Latin Amerika’da 16 Mart’ta zorunlu karantina uygulamasını hayata geçiren ilk ülke olan Peru’da yılın ilk 4 ayında ekonomide yüzde 13 daralma yaşandı ve hükümet verilerine göre 2 milyon kişi işini kaybetti.
Geçen Salı günü karantinanın kaldırıldığı ülkede uluslararası giriş çıkışlar halen kapalı ve akşamları sokağa çıkma yasağı uygulanıyor.
Kişi başı en yüksek vaka oranı Şili’de
6 binden fazla kişinin yaşamını yitirdiği Şili’de vaka sayısı 290 bine yaklaşmış bulunuyor.
Şili 20 milyondan daha az nüfusa sahip olmasına rağmen, kişi başına vaka sayısının en yüksek olduğu Latin Amerika ülkesi ve dünya vaka sıralamasında da 7'nci sırada bulunuyor.
Son bir haftada vaka sayısının yüzde 25 azaldığı Şili, yüzde 2,08’lik ölüm ve yüzde 90 tedavi edilen hasta oranları ile dikkat çekiyor.
Sonuçlar Avrupa’ya göre daha yıkıcı olabilir
Birleşmiş Milletler (BM) raporlarına göre, her üç kişiden birinin gelirinin aylık 100 doların altında olduğu ve halkın yüzde 30’unun sağlık hizmetlerine erişiminin bulunmadığı Latin Amerika’da en az 45 milyon kişi yeterli beslenemiyor.

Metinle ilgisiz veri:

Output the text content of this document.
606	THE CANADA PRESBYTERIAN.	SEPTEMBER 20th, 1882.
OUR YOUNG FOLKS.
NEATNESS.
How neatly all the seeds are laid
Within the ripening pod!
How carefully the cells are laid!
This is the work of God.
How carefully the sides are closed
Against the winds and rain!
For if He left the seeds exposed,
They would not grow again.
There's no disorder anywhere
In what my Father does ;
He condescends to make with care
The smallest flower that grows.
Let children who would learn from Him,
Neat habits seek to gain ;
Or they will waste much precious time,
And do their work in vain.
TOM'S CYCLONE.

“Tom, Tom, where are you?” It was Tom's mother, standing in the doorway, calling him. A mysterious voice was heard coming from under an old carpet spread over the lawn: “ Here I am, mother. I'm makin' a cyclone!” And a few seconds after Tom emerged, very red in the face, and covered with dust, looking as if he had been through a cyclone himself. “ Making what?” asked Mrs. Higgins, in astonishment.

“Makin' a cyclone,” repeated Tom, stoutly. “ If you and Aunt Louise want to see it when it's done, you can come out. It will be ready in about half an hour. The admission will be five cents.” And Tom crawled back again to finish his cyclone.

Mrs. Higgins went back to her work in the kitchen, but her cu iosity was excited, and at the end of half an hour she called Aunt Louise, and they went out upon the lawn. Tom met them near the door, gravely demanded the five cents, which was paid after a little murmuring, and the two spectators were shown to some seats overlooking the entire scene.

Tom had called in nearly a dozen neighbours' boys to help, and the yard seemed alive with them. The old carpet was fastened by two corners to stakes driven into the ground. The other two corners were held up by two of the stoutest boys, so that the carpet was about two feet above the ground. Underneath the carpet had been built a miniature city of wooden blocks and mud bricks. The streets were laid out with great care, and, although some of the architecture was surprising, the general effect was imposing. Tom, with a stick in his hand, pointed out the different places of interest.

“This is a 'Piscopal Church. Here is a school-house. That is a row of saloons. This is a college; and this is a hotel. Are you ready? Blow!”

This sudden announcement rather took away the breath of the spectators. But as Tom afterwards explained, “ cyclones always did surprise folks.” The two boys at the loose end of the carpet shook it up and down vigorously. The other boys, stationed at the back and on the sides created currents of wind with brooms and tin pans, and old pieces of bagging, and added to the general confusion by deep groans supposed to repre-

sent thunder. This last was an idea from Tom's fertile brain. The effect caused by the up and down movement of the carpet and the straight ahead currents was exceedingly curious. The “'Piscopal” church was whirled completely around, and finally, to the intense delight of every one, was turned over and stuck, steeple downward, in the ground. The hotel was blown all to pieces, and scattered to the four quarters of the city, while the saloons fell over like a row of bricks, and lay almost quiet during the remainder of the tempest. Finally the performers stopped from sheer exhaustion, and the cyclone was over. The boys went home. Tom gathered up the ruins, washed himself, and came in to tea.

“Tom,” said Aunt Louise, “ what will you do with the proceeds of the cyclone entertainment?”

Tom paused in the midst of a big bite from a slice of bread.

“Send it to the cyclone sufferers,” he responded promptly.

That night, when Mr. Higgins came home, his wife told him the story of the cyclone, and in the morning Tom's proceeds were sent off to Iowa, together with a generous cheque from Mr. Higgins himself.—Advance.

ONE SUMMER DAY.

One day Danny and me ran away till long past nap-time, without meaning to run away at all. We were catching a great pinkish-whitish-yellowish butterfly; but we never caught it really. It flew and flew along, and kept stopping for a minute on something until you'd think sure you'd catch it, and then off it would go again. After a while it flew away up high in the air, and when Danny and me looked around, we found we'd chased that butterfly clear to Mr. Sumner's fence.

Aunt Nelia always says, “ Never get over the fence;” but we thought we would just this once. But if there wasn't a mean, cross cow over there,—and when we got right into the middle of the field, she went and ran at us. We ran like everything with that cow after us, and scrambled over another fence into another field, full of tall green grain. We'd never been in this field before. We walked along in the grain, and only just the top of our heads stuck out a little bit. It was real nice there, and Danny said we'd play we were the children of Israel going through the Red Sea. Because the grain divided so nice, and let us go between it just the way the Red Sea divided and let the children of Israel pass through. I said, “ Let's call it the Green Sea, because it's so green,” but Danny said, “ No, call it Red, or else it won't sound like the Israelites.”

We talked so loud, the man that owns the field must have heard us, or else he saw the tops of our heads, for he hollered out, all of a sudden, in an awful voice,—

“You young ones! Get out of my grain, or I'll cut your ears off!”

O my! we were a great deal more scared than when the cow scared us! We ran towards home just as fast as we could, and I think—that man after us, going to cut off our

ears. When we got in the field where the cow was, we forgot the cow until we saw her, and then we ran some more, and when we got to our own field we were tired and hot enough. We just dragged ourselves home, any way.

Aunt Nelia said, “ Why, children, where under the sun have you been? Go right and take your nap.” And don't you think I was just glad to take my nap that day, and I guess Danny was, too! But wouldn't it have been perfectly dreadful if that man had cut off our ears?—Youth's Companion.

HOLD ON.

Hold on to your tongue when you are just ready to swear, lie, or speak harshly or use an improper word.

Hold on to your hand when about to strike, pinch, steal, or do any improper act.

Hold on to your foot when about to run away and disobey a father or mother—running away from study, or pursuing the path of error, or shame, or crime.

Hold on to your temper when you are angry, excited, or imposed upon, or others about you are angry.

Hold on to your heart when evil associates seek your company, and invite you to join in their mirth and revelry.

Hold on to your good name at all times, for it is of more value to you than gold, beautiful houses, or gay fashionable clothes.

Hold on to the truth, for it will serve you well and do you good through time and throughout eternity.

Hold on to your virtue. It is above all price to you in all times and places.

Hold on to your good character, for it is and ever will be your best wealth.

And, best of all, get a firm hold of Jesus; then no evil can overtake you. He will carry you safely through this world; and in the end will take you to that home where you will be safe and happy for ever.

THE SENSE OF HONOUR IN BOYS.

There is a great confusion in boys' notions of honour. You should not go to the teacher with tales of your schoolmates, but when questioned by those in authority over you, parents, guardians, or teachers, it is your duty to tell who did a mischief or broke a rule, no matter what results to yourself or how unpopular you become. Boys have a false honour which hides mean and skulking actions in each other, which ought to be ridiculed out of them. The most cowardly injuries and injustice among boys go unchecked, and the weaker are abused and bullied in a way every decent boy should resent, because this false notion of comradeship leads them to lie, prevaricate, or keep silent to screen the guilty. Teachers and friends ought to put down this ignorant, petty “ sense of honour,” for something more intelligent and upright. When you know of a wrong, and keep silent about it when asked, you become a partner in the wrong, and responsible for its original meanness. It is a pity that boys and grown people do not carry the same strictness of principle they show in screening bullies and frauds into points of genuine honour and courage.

Latin Amerika ülkelerinin salgına karşı alınan tedbirlerin ekonomik maliyetlerini karşılamakta zorlanması, yetersiz solunum cihazı, yatak ve sağlık personeli sorunları, uzmanların salgının Latin Amerika’daki sonuçlarının, güçlü bir sağlık sistemine ve sosyal güvencelere sahip olan Avrupa’ya kıyasla çok daha ağır olabileceği öngörüsünde bulunmasına neden oluyor.